How can I support our veterans?
This is the question I get asked more often, by more people, from every walk of life and every part of our country. It speaks volumes about the generosity of a great nation.
Whether it's a teenager from my hometown of Tad, W.Va., or the president of the United States, my answer is the same: Do something good, now, to improve and empower the life of a paralyzed veteran and his or her family.
So when our Capitol Hill lawmakers asked me, "How can we support our veterans?" my answer was plain and simple: Fully fund Veterans Affairs health care and benefits. Do it now, I said. Seriously wounded heroes -- from the Greatest Generation to the latest generation -- shouldn't have to beg for a veterans' health and benefits system that fully meets all of their needs.
Lt. Gen. James B. Peake, the president's nominee for Veterans Affairs secretary, will get the opportunity to share with the nation how he will support our veterans during his Senate confirmation hearings.
The general has the opportunity to do something now to support our veterans -- and through leadership, deal with some of the critical long-term problems and challenges that must be addressed to honor and help those who have served, who are serving and who will serve.

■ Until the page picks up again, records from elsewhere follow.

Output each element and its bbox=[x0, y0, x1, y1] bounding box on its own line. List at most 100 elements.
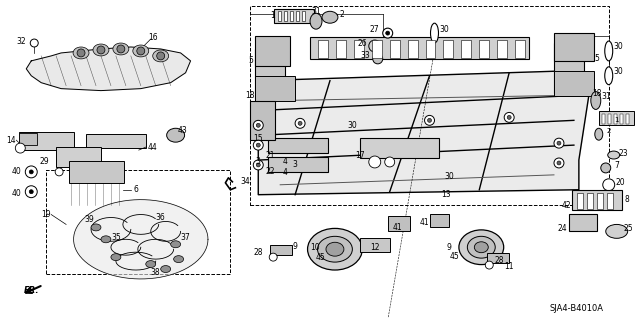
Text: 34: 34 bbox=[241, 177, 250, 186]
Text: 12: 12 bbox=[370, 243, 380, 252]
Ellipse shape bbox=[171, 241, 180, 248]
Text: 8: 8 bbox=[624, 195, 629, 204]
Bar bbox=[336, 40, 346, 58]
Text: 32: 32 bbox=[17, 37, 26, 46]
Text: 10: 10 bbox=[310, 243, 320, 252]
Text: 13: 13 bbox=[442, 190, 451, 199]
Text: 15: 15 bbox=[253, 134, 263, 143]
Text: 31: 31 bbox=[311, 7, 321, 16]
Bar bbox=[270, 245, 292, 255]
Bar bbox=[554, 33, 594, 61]
Text: 14: 14 bbox=[6, 136, 16, 145]
Text: 4: 4 bbox=[283, 158, 287, 167]
Text: 24: 24 bbox=[557, 224, 567, 233]
Bar bbox=[250, 6, 609, 204]
Bar bbox=[255, 36, 290, 66]
Circle shape bbox=[137, 47, 145, 55]
Text: 30: 30 bbox=[347, 121, 356, 130]
Bar bbox=[19, 133, 37, 145]
Circle shape bbox=[15, 143, 26, 153]
Bar bbox=[255, 49, 285, 99]
Bar bbox=[497, 40, 507, 58]
Circle shape bbox=[557, 141, 561, 145]
Ellipse shape bbox=[605, 225, 628, 238]
Bar bbox=[626, 115, 628, 124]
Bar bbox=[587, 193, 593, 209]
Bar bbox=[360, 238, 390, 252]
Ellipse shape bbox=[91, 224, 101, 231]
Text: SJA4-B4010A: SJA4-B4010A bbox=[549, 304, 603, 313]
Text: 1: 1 bbox=[614, 117, 618, 123]
Bar bbox=[487, 253, 509, 263]
Circle shape bbox=[603, 179, 614, 191]
Text: 28: 28 bbox=[253, 248, 263, 257]
Text: 45: 45 bbox=[449, 252, 460, 261]
Bar bbox=[250, 100, 275, 140]
Bar bbox=[388, 217, 410, 231]
Text: 30: 30 bbox=[440, 25, 449, 33]
Circle shape bbox=[385, 157, 395, 167]
Bar bbox=[19, 132, 74, 150]
Ellipse shape bbox=[146, 261, 156, 268]
Ellipse shape bbox=[467, 236, 495, 258]
Bar bbox=[577, 193, 583, 209]
Ellipse shape bbox=[608, 151, 620, 159]
Circle shape bbox=[26, 166, 37, 178]
Ellipse shape bbox=[93, 44, 109, 56]
Ellipse shape bbox=[612, 198, 621, 205]
Circle shape bbox=[383, 28, 393, 38]
Text: 45: 45 bbox=[315, 253, 325, 262]
Text: 21: 21 bbox=[266, 151, 275, 160]
Polygon shape bbox=[74, 200, 208, 279]
Bar bbox=[408, 40, 417, 58]
Circle shape bbox=[253, 160, 263, 170]
Bar bbox=[554, 71, 594, 96]
Circle shape bbox=[386, 31, 390, 35]
Text: 31: 31 bbox=[601, 92, 611, 101]
Bar bbox=[572, 190, 621, 210]
Ellipse shape bbox=[310, 13, 322, 29]
Circle shape bbox=[295, 118, 305, 128]
Text: 9: 9 bbox=[447, 243, 452, 252]
Ellipse shape bbox=[101, 236, 111, 243]
Circle shape bbox=[253, 120, 263, 130]
Bar bbox=[390, 40, 399, 58]
Text: 4: 4 bbox=[283, 168, 287, 177]
Text: 5: 5 bbox=[595, 54, 599, 63]
Bar bbox=[569, 213, 596, 231]
Bar bbox=[290, 11, 293, 21]
Ellipse shape bbox=[605, 67, 612, 85]
Ellipse shape bbox=[113, 43, 129, 55]
Text: 11: 11 bbox=[504, 262, 514, 271]
Text: 42: 42 bbox=[562, 201, 572, 210]
Ellipse shape bbox=[153, 50, 169, 62]
Bar bbox=[86, 134, 146, 148]
Bar bbox=[360, 138, 440, 158]
Circle shape bbox=[507, 115, 511, 119]
Ellipse shape bbox=[308, 228, 362, 270]
Bar bbox=[255, 76, 295, 100]
Text: 35: 35 bbox=[111, 233, 121, 242]
Ellipse shape bbox=[161, 266, 171, 272]
Text: 9: 9 bbox=[292, 242, 298, 251]
Text: 29: 29 bbox=[40, 158, 49, 167]
Ellipse shape bbox=[459, 230, 504, 264]
Ellipse shape bbox=[111, 254, 121, 261]
Text: 37: 37 bbox=[180, 233, 191, 242]
Ellipse shape bbox=[166, 128, 184, 142]
Text: 3: 3 bbox=[256, 158, 260, 167]
Bar bbox=[274, 9, 314, 23]
Circle shape bbox=[77, 49, 85, 57]
Text: 41: 41 bbox=[393, 223, 403, 232]
Circle shape bbox=[485, 261, 493, 269]
Polygon shape bbox=[26, 47, 191, 91]
Circle shape bbox=[554, 138, 564, 148]
Text: 43: 43 bbox=[178, 126, 188, 135]
Bar bbox=[608, 115, 611, 124]
Bar bbox=[444, 40, 453, 58]
Circle shape bbox=[424, 115, 435, 125]
Circle shape bbox=[256, 163, 260, 167]
Bar bbox=[596, 193, 603, 209]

If Peake is confirmed, he must use his leadership and influence to help:
Pass the budget bill that contains an increase for veterans' health care now. But the general must do more. He must help lead the charge for mandatory funding of veterans' health care and benefits. What is mandatory funding? It's guaranteed ample funding to meet all of the health care and benefit needs of every veteran -- past, present and future. At the moment, all of their needs are not being fully met.
Implement the good recommendations from the many commissions dealing with veterans' health care, and be a strong independent voice against the bad recommendations that could, in fact, deeply damage a system that in many respects is one of the best in the world.
For example, two good recommendations from the main commissions are the establishment of a single medical examination with a clear delineation of the responsibilities of the Department of Defense and VA and the implementation of a unified medical record system for both departments.
Sustain VA excellence and meet the challenges facing the department head-on. For example, our nation's health care system has a nursing shortage and the VA is no exception. Veterans Affairs must hire and retain more nurses and specialist doctors to fully meet the needs of all our veterans.
This Veterans Day, I would like to express my thanks to every American for doing something good for paralyzed veterans, not just one day a year but year round. We really appreciate the fact that you care.
Randy L. Pleva Sr. is president of Paralyzed Veterans of America.